One crucial observation is the model’s susceptibility to catastrophic forgetting, a phenomenon where smaller models tend to lose previously acquired information after fine-tuning. However, this was mitigated by choosing appropriate hyperparameters and fine-tuning strategies. Additionally, the correlation paper within the paper highlights the varying impacts of these hyperparameters, elucidating that quantisation, learning rate, and the fine-tuning dataset profoundly influence the performances of the models.

The theoretical implications signal a refined understanding of optimal model size and tuning strategies within educational systems. Practically, the ability of institutions to deploy these refined LLMs on consumer hardware heralds a democratization of AI tools in learning environments, enhancing educational access and customization without imposing significant cost burdens.

Future Prospects

The paper identifies several avenues for future exploration, such as expanding this investigatory framework to encompass diverse academic disciplines beyond Programming Languages. This could involve adapting multimodal models, integrating visual content, and evaluating the blend of AI-generated pedagogical support with human oversight in teaching practices.

Moreover, the work points towards developing strategies that could alleviate the hardware demands of larger models, potentially expanding the utility of such sophisticated LLMs in varied educational contexts.
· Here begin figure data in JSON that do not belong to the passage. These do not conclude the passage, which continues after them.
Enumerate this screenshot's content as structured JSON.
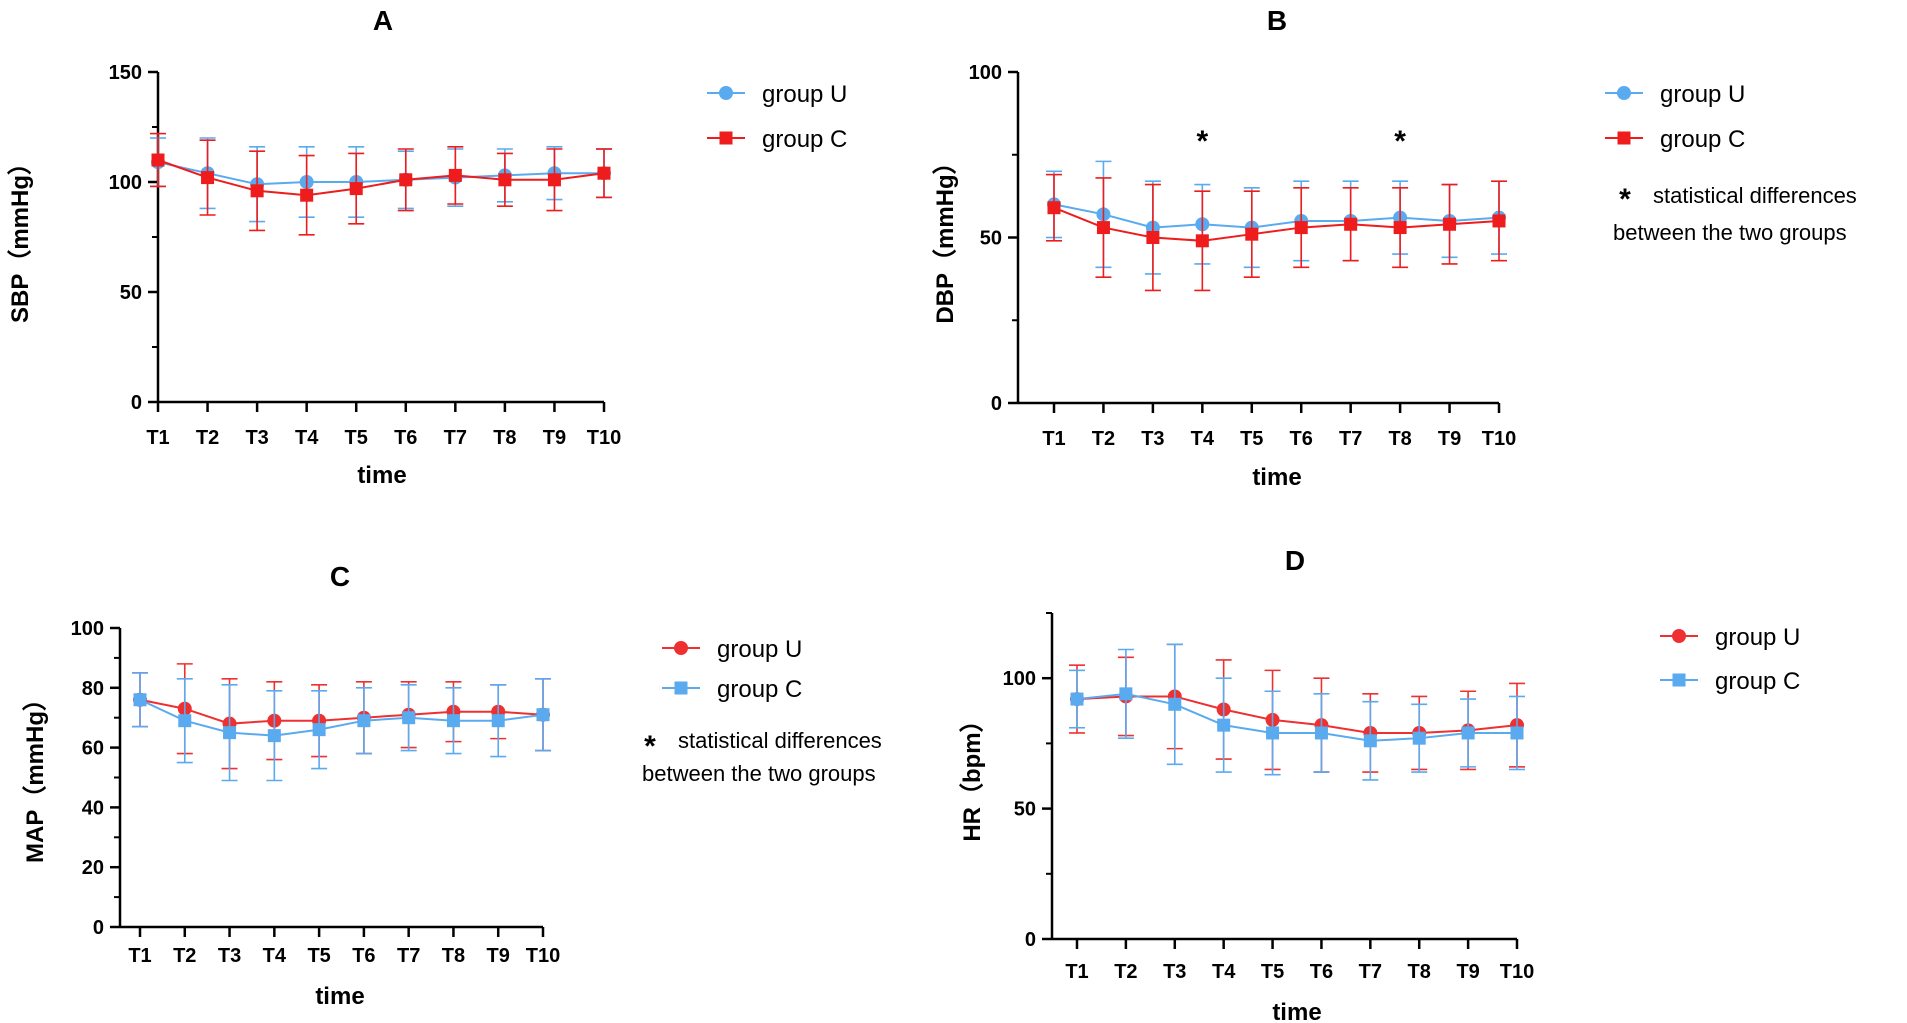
{
  "chart_data": [
    {
      "id": "A",
      "type": "line",
      "title": "A",
      "xlabel": "time",
      "ylabel": "SBP（mmHg）",
      "categories": [
        "T1",
        "T2",
        "T3",
        "T4",
        "T5",
        "T6",
        "T7",
        "T8",
        "T9",
        "T10"
      ],
      "ylim": [
        0,
        150
      ],
      "yticks": [
        0,
        50,
        100,
        150
      ],
      "series": [
        {
          "name": "group U",
          "marker": "circle",
          "color": "#5aaaf0",
          "values": [
            109,
            104,
            99,
            100,
            100,
            101,
            102,
            103,
            104,
            104
          ],
          "errors": [
            11,
            16,
            17,
            16,
            16,
            13,
            13,
            12,
            12,
            11
          ]
        },
        {
          "name": "group C",
          "marker": "square",
          "color": "#ee1c1c",
          "values": [
            110,
            102,
            96,
            94,
            97,
            101,
            103,
            101,
            101,
            104
          ],
          "errors": [
            12,
            17,
            18,
            18,
            16,
            14,
            13,
            12,
            14,
            11
          ]
        }
      ],
      "stars": [],
      "note": null
    },
    {
      "id": "B",
      "type": "line",
      "title": "B",
      "xlabel": "time",
      "ylabel": "DBP（mmHg）",
      "categories": [
        "T1",
        "T2",
        "T3",
        "T4",
        "T5",
        "T6",
        "T7",
        "T8",
        "T9",
        "T10"
      ],
      "ylim": [
        0,
        100
      ],
      "yticks": [
        0,
        50,
        100
      ],
      "series": [
        {
          "name": "group U",
          "marker": "circle",
          "color": "#5aaaf0",
          "values": [
            60,
            57,
            53,
            54,
            53,
            55,
            55,
            56,
            55,
            56
          ],
          "errors": [
            10,
            16,
            14,
            12,
            12,
            12,
            12,
            11,
            11,
            11
          ]
        },
        {
          "name": "group C",
          "marker": "square",
          "color": "#ee1c1c",
          "values": [
            59,
            53,
            50,
            49,
            51,
            53,
            54,
            53,
            54,
            55
          ],
          "errors": [
            10,
            15,
            16,
            15,
            13,
            12,
            11,
            12,
            12,
            12
          ]
        }
      ],
      "stars": [
        "T4",
        "T8"
      ],
      "note": {
        "star": "*",
        "line1": "statistical differences",
        "line2": "between the two groups"
      }
    },
    {
      "id": "C",
      "type": "line",
      "title": "C",
      "xlabel": "time",
      "ylabel": "MAP（mmHg）",
      "categories": [
        "T1",
        "T2",
        "T3",
        "T4",
        "T5",
        "T6",
        "T7",
        "T8",
        "T9",
        "T10"
      ],
      "ylim": [
        0,
        100
      ],
      "yticks": [
        0,
        20,
        40,
        60,
        80,
        100
      ],
      "series": [
        {
          "name": "group U",
          "marker": "circle",
          "color": "#ee3030",
          "values": [
            76,
            73,
            68,
            69,
            69,
            70,
            71,
            72,
            72,
            71
          ],
          "errors": [
            9,
            15,
            15,
            13,
            12,
            12,
            11,
            10,
            9,
            12
          ]
        },
        {
          "name": "group C",
          "marker": "square",
          "color": "#5aaaf0",
          "values": [
            76,
            69,
            65,
            64,
            66,
            69,
            70,
            69,
            69,
            71
          ],
          "errors": [
            9,
            14,
            16,
            15,
            13,
            11,
            11,
            11,
            12,
            12
          ]
        }
      ],
      "stars": [],
      "note": {
        "star": "*",
        "line1": "statistical differences",
        "line2": "between the two groups"
      }
    },
    {
      "id": "D",
      "type": "line",
      "title": "D",
      "xlabel": "time",
      "ylabel": "HR（bpm）",
      "categories": [
        "T1",
        "T2",
        "T3",
        "T4",
        "T5",
        "T6",
        "T7",
        "T8",
        "T9",
        "T10"
      ],
      "ylim": [
        0,
        125
      ],
      "yticks": [
        0,
        50,
        100
      ],
      "series": [
        {
          "name": "group U",
          "marker": "circle",
          "color": "#ee3030",
          "values": [
            92,
            93,
            93,
            88,
            84,
            82,
            79,
            79,
            80,
            82
          ],
          "errors": [
            13,
            15,
            20,
            19,
            19,
            18,
            15,
            14,
            15,
            16
          ]
        },
        {
          "name": "group C",
          "marker": "square",
          "color": "#5aaaf0",
          "values": [
            92,
            94,
            90,
            82,
            79,
            79,
            76,
            77,
            79,
            79
          ],
          "errors": [
            11,
            17,
            23,
            18,
            16,
            15,
            15,
            13,
            13,
            14
          ]
        }
      ],
      "stars": [],
      "note": null
    }
  ]
}
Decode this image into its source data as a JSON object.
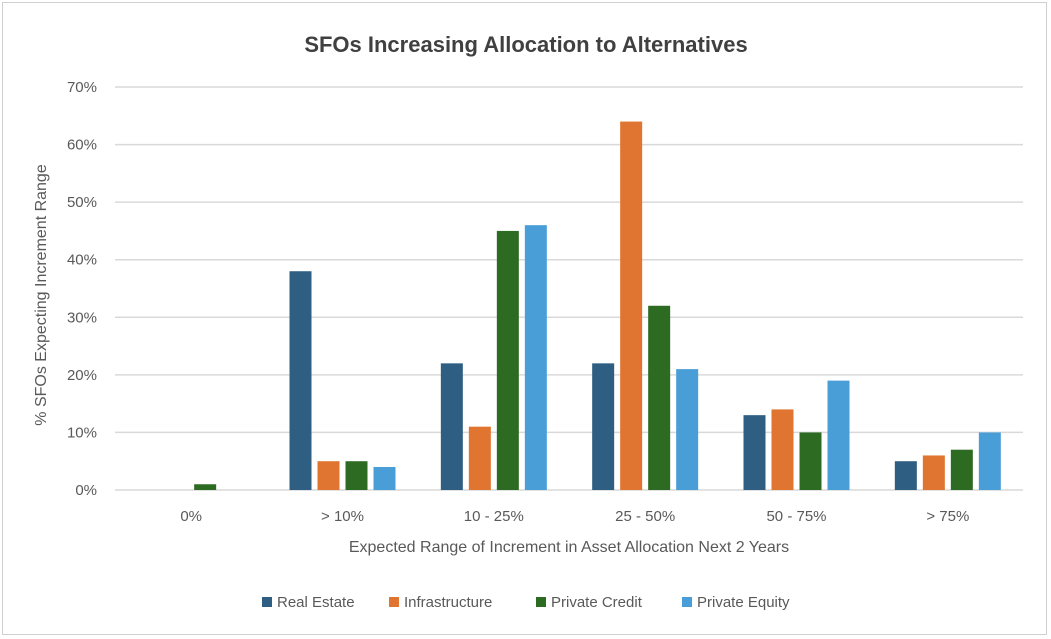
{
  "chart_data": {
    "type": "bar",
    "title": "SFOs Increasing Allocation to Alternatives",
    "xlabel": "Expected Range of Increment in Asset Allocation Next 2 Years",
    "ylabel": "% SFOs Expecting Increment Range",
    "categories": [
      "0%",
      "> 10%",
      "10 - 25%",
      "25 - 50%",
      "50 - 75%",
      "> 75%"
    ],
    "ylim": [
      0,
      70
    ],
    "yticks": [
      "0%",
      "10%",
      "20%",
      "30%",
      "40%",
      "50%",
      "60%",
      "70%"
    ],
    "grid": true,
    "legend": "bottom",
    "series": [
      {
        "name": "Real Estate",
        "color": "#2e5f82",
        "values": [
          0,
          38,
          22,
          22,
          13,
          5
        ]
      },
      {
        "name": "Infrastructure",
        "color": "#df7530",
        "values": [
          0,
          5,
          11,
          64,
          14,
          6
        ]
      },
      {
        "name": "Private Credit",
        "color": "#2e6b22",
        "values": [
          1,
          5,
          45,
          32,
          10,
          7
        ]
      },
      {
        "name": "Private Equity",
        "color": "#4a9ed8",
        "values": [
          0,
          4,
          46,
          21,
          19,
          10
        ]
      }
    ]
  }
}
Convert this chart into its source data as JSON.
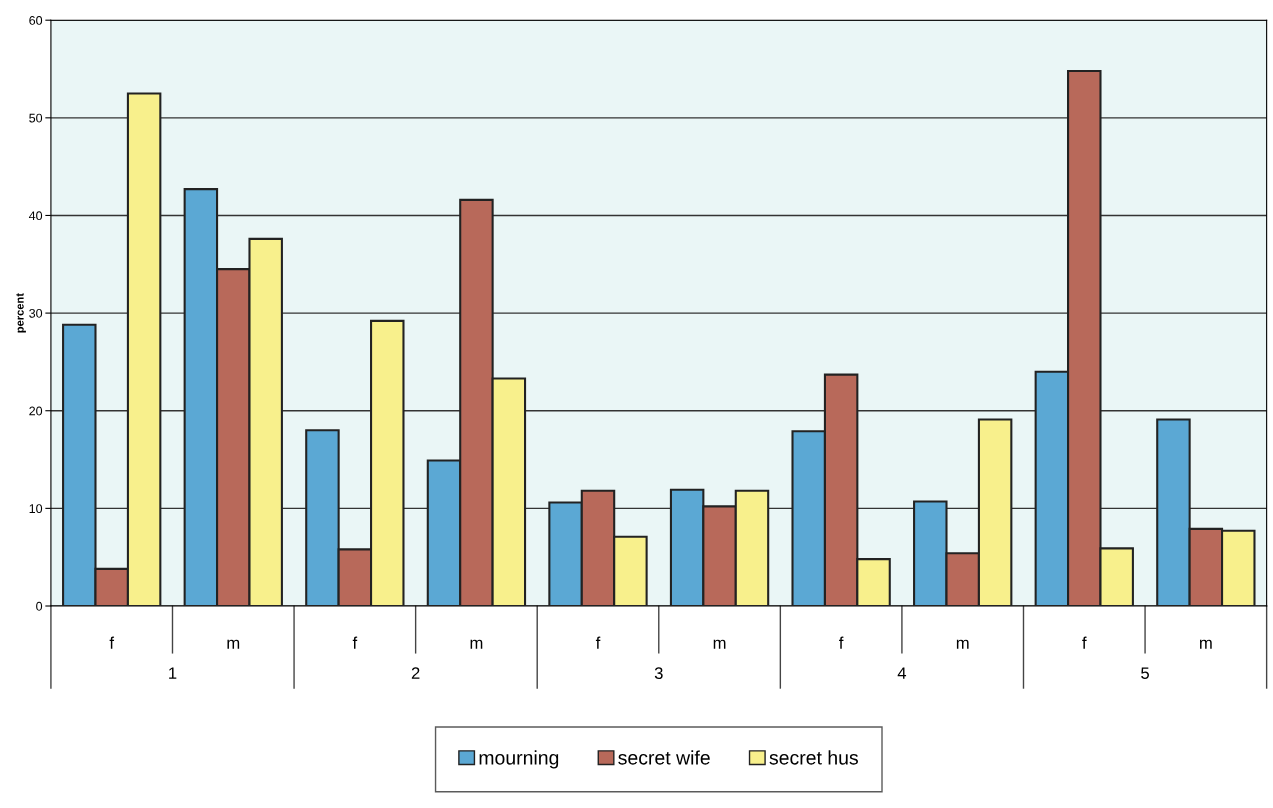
{
  "chart_data": {
    "type": "bar",
    "ylabel": "percent",
    "categories": [
      "f",
      "m",
      "f",
      "m",
      "f",
      "m",
      "f",
      "m",
      "f",
      "m"
    ],
    "annotations": [
      "1",
      "2",
      "3",
      "4",
      "5"
    ],
    "series": [
      {
        "name": "mourning",
        "color": "#5ba8d4",
        "values": [
          28.8,
          42.7,
          18.0,
          14.9,
          10.6,
          11.9,
          17.9,
          10.7,
          24.0,
          19.1
        ]
      },
      {
        "name": "secret wife",
        "color": "#b8695a",
        "values": [
          3.8,
          34.5,
          5.8,
          41.6,
          11.8,
          10.2,
          23.7,
          5.4,
          54.8,
          7.9
        ]
      },
      {
        "name": "secret hus",
        "color": "#f8f08c",
        "values": [
          52.5,
          37.6,
          29.2,
          23.3,
          7.1,
          11.8,
          4.8,
          19.1,
          5.9,
          7.7
        ]
      }
    ],
    "ylim": [
      0,
      60
    ],
    "yticks": [
      0,
      10,
      20,
      30,
      40,
      50,
      60
    ],
    "grid": "y",
    "legend": "bottom"
  }
}
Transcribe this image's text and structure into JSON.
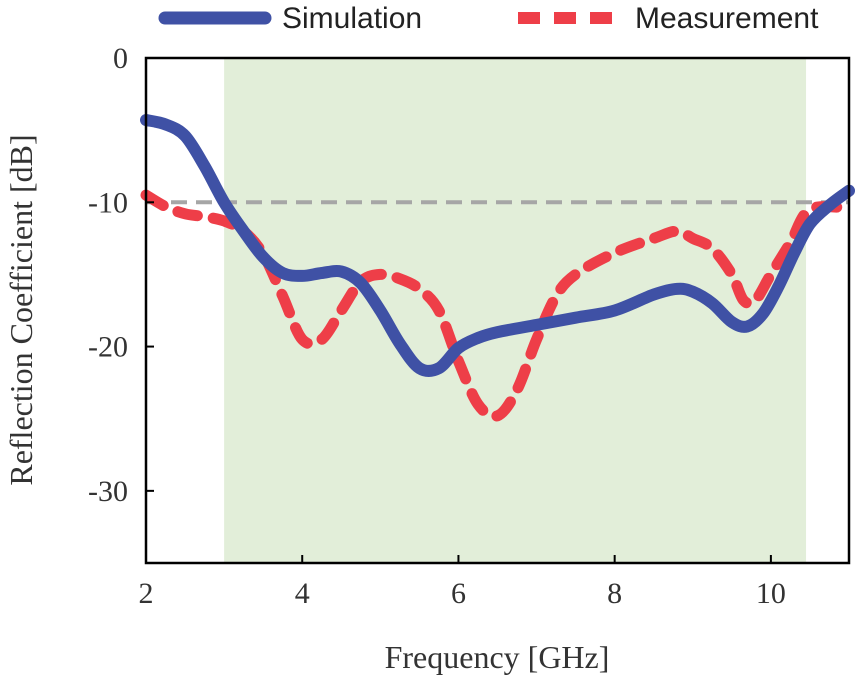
{
  "chart_data": {
    "type": "line",
    "title": "",
    "xlabel": "Frequency [GHz]",
    "ylabel": "Reflection Coefficient [dB]",
    "xlim": [
      2,
      11
    ],
    "ylim": [
      -35,
      0
    ],
    "xticks": [
      2,
      4,
      6,
      8,
      10
    ],
    "yticks": [
      0,
      -10,
      -20,
      -30
    ],
    "grid": false,
    "legend_position": "top",
    "band": {
      "x_start": 3.0,
      "x_end": 10.45,
      "color": "#e2eed9"
    },
    "reference_line": {
      "y": -10,
      "color": "#a6a6a6",
      "style": "dashed"
    },
    "series": [
      {
        "name": "Simulation",
        "color": "#3f51a5",
        "style": "solid",
        "x": [
          2.0,
          2.25,
          2.5,
          2.75,
          3.0,
          3.25,
          3.5,
          3.75,
          4.0,
          4.25,
          4.5,
          4.75,
          5.0,
          5.25,
          5.5,
          5.75,
          6.0,
          6.25,
          6.5,
          7.0,
          7.5,
          8.0,
          8.5,
          8.8,
          9.0,
          9.25,
          9.5,
          9.7,
          9.9,
          10.1,
          10.3,
          10.5,
          10.75,
          11.0
        ],
        "y": [
          -4.3,
          -4.6,
          -5.4,
          -7.5,
          -10.0,
          -12.0,
          -13.8,
          -14.9,
          -15.1,
          -14.9,
          -14.8,
          -15.6,
          -17.5,
          -19.8,
          -21.5,
          -21.5,
          -20.1,
          -19.4,
          -19.0,
          -18.5,
          -18.0,
          -17.5,
          -16.4,
          -16.0,
          -16.2,
          -17.0,
          -18.3,
          -18.6,
          -17.7,
          -15.8,
          -13.5,
          -11.5,
          -10.2,
          -9.2
        ]
      },
      {
        "name": "Measurement",
        "color": "#ee3e48",
        "style": "dashed",
        "x": [
          2.0,
          2.25,
          2.5,
          2.75,
          3.0,
          3.25,
          3.5,
          3.75,
          4.0,
          4.25,
          4.5,
          4.75,
          5.0,
          5.25,
          5.5,
          5.75,
          6.0,
          6.25,
          6.5,
          6.75,
          7.0,
          7.25,
          7.5,
          8.0,
          8.5,
          8.8,
          9.0,
          9.25,
          9.5,
          9.65,
          9.8,
          10.0,
          10.25,
          10.5,
          11.0
        ],
        "y": [
          -9.5,
          -10.3,
          -10.8,
          -11.0,
          -11.3,
          -12.0,
          -13.6,
          -16.5,
          -19.5,
          -19.5,
          -17.5,
          -15.5,
          -15.0,
          -15.3,
          -16.0,
          -17.5,
          -21.0,
          -24.0,
          -24.8,
          -23.0,
          -19.5,
          -16.5,
          -15.0,
          -13.5,
          -12.5,
          -12.0,
          -12.5,
          -13.2,
          -15.0,
          -16.8,
          -16.8,
          -15.0,
          -12.8,
          -10.5,
          -10.4
        ]
      }
    ]
  }
}
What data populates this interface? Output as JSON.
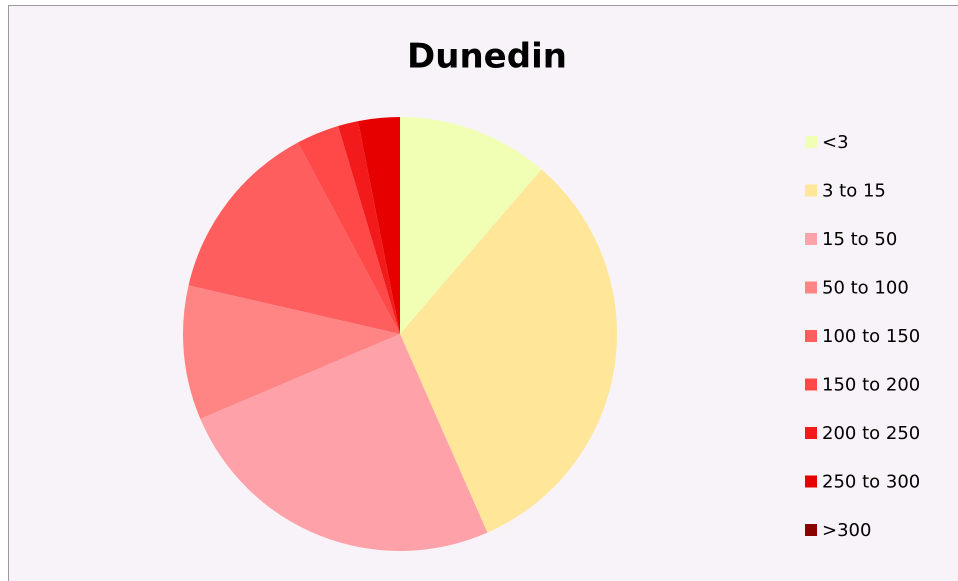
{
  "chart_data": {
    "type": "pie",
    "title": "Dunedin",
    "categories": [
      "<3",
      "3 to 15",
      "15 to 50",
      "50 to 100",
      "100 to 150",
      "150 to 200",
      "200 to 250",
      "250 to 300",
      ">300"
    ],
    "values": [
      11.3,
      32.1,
      25.2,
      10.0,
      13.6,
      3.2,
      1.5,
      3.1,
      0
    ],
    "colors": [
      "#f0ffb4",
      "#ffe699",
      "#ffa1a8",
      "#ff8585",
      "#ff5e5e",
      "#ff4848",
      "#f21a1a",
      "#e60000",
      "#8b0000"
    ],
    "legend": "right"
  }
}
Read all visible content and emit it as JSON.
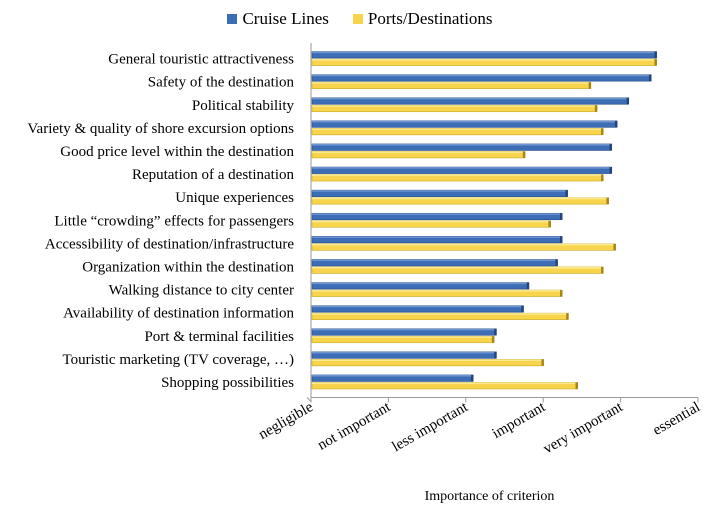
{
  "chart_data": {
    "type": "bar",
    "orientation": "horizontal",
    "categories": [
      "General touristic attractiveness",
      "Safety of the destination",
      "Political stability",
      "Variety & quality of shore excursion options",
      "Good price level within the destination",
      "Reputation of a destination",
      "Unique experiences",
      "Little “crowding” effects for passengers",
      "Accessibility of destination/infrastructure",
      "Organization within the destination",
      "Walking distance to city center",
      "Availability of destination information",
      "Port & terminal facilities",
      "Touristic marketing (TV coverage, …)",
      "Shopping possibilities"
    ],
    "series": [
      {
        "name": "Cruise Lines",
        "color": "#3d6db5",
        "values": [
          4.45,
          4.38,
          4.09,
          3.94,
          3.87,
          3.87,
          3.3,
          3.23,
          3.23,
          3.17,
          2.8,
          2.73,
          2.38,
          2.38,
          2.08
        ]
      },
      {
        "name": "Ports/Destinations",
        "color": "#f7d44c",
        "values": [
          4.45,
          3.6,
          3.68,
          3.76,
          2.75,
          3.76,
          3.83,
          3.08,
          3.92,
          3.76,
          3.23,
          3.31,
          2.35,
          2.99,
          3.43
        ]
      }
    ],
    "x_ticks": [
      "negligible",
      "not important",
      "less important",
      "important",
      "very important",
      "essential"
    ],
    "xlim": [
      0,
      5
    ],
    "xlabel": "Importance of criterion",
    "legend": "top",
    "grid": false
  }
}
Investigating cloud-based solutions or more economical resource allocation strategies further represents a pragmatic direction for scaling these benefits.

Overall, the paper contributes a substantive analysis of the utility and practicality of fine-tuned LLMs in educational settings, presenting a compelling case for their potential to support and enhance academic learning outcomes within resource-constrained environments.